Have I ever really been able to tell the future? It’s something that’s always kind of bothered me. I keep thinking, inside each moment as it’s happening in time, as it’s breaking apart, I keep thinking… What if I’m wrong? What if I’m making it all up? What if I’m just rewriting my memories after I see something and thinking “Oh my God, I had a vision of that!” and then convincing myself that it’s real? What if I’m crazy?
As a senior in high school, I have lived with this condition for almost seven years. Most people know by now that I’m weird. A couple know why and how. No one actually knows what it feels like. Then one day, a shooter comes to school.
I’ve known for twelve days that it was going to happen. I wonder if twelve days ago was when he made the decision. I guess I could consult some kind of record, maybe track down the guns, but honestly, at this point, I’d rather wonder.
I never actually see the shooter’s face in my visions. I see what’s happening in the world through his eyes, and there are no mirrors. I see him with the guns, I feel his determination. I catch glimpses of fantasies he has, of who exactly it is he’s going to target. But I’m good enough by now to distinguish these fantasies from actual vision and the only person who’s in the vision, the only person he actually points a gun at, is me.
I should be terrified. I know from this vision that twelve days thence there will be a gun pointed at me. Why am I not freaking out?
Because I can see myself in this vision and in this vision, I am not afraid. In this vision, by the time it happens, I will know exactly what to do.
The details come in pieces. What’s happened to the boy, poor thing, how ladies jilt him, how his parents just don’t understand.
Is he bullied? Everyone is bullied. And if he knew how hard his own bullies had it, maybe they would be friends.
By the time I meet him in the hallway, I know everything that’s happened to the boy and I know everything I’m going to do to him.
I am a bit surprised by his face. When he kicks the door open, no doubt imagining himself some action hero from the latest videogame franchise, an automatic weapon in each hand, I see a boy I’ve always thought of as one of the kindest in the school. Too kind to talk to. Perhaps too… breakable.
No wonder he’s broken.
He wasn’t expecting to find the hallway so empty. He doesn’t know, of course, about the bomb threat I placed from the pay-phone. The entrance he used is out of the way, not part of their procedure. He doesn’t know there is no one here but me. He points one of his guns at me.
He’s confused that I’m not afraid. He’s upset.
“If you shoot me with that,” I say, “one-handed, are you sure you won’t break your arm?”
By the time he pulls the trigger, I’m already out of the way. He had one arm up, so I’m on the other hand with the gun. I’ve had twelve days to practice this one move with the confidence of a psychic, so I break his wrist with my palm using mostly the weight of the gun for balast and then slam my elbow up into his jaw.

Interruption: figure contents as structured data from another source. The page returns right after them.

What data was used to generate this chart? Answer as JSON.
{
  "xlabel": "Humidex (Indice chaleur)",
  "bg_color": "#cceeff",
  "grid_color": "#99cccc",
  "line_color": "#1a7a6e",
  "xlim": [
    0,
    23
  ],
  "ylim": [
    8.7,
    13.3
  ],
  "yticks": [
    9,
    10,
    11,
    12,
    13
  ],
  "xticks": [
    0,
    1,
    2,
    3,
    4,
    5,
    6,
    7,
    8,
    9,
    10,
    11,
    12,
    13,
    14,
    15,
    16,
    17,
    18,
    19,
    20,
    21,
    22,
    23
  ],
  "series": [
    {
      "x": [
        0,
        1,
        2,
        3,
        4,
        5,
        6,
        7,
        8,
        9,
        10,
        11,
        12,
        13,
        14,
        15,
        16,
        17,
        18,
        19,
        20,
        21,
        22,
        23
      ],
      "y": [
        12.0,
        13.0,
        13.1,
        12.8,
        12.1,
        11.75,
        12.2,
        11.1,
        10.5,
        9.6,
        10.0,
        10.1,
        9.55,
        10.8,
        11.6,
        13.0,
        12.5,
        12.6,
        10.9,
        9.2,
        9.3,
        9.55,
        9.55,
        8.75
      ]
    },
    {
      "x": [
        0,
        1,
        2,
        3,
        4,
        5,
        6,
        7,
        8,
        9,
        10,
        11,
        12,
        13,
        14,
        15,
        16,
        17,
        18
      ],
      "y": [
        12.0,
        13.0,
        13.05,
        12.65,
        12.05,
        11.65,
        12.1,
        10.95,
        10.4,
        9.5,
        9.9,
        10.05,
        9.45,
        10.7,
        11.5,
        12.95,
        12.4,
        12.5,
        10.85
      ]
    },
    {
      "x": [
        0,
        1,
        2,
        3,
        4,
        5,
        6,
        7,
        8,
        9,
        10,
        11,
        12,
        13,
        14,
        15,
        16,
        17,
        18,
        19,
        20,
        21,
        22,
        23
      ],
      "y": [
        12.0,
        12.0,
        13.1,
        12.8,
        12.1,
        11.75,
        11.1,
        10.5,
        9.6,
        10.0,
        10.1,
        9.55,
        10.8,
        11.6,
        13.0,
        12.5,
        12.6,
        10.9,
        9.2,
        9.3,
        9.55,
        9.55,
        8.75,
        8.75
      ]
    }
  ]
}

“Guns are not the way to solve problems,” I tell him. “You solve them with your own two hands.”
We leave the guns in the hallway. The police will find them when they sweep the school. There will have been reports of gunfire. They’ll check, find prints. They’ll track Linus Phelps to the facility I checked him into. He isn’t violent right now. (More than anything, that’s the part that scares me.) They’ll ask and find out who checked him in. And then they’ll come for me.
“What can I say, officers? I was just at the wrong place at the wrong time and I made the most of it.”
No one was hurt. No one was killed, at least. There was some destruction of school property, but we straightened all that out. Linus is getting the care that he needs.
And I’m getting attention.
Celebrity doesn’t look good on me, so I avoid the rumors from the press, their requests for interviews. I don’t need the world to know. It’s enough for me just to have validation, just to be able to say “Mom, Jasper, I was telling the truth. I really can see the future sometimes and now I’m a superhero,” and have them not be able to not believe me anymore.
But I don’t do that. Because for all I know, maybe I really was at the right place at the right time to be a hero. Maybe I just justified all that by telling myself it was visions that did it. That’d be okay, I guess. It would qualify me as crazy. But at least I’d be the right kind of crazy.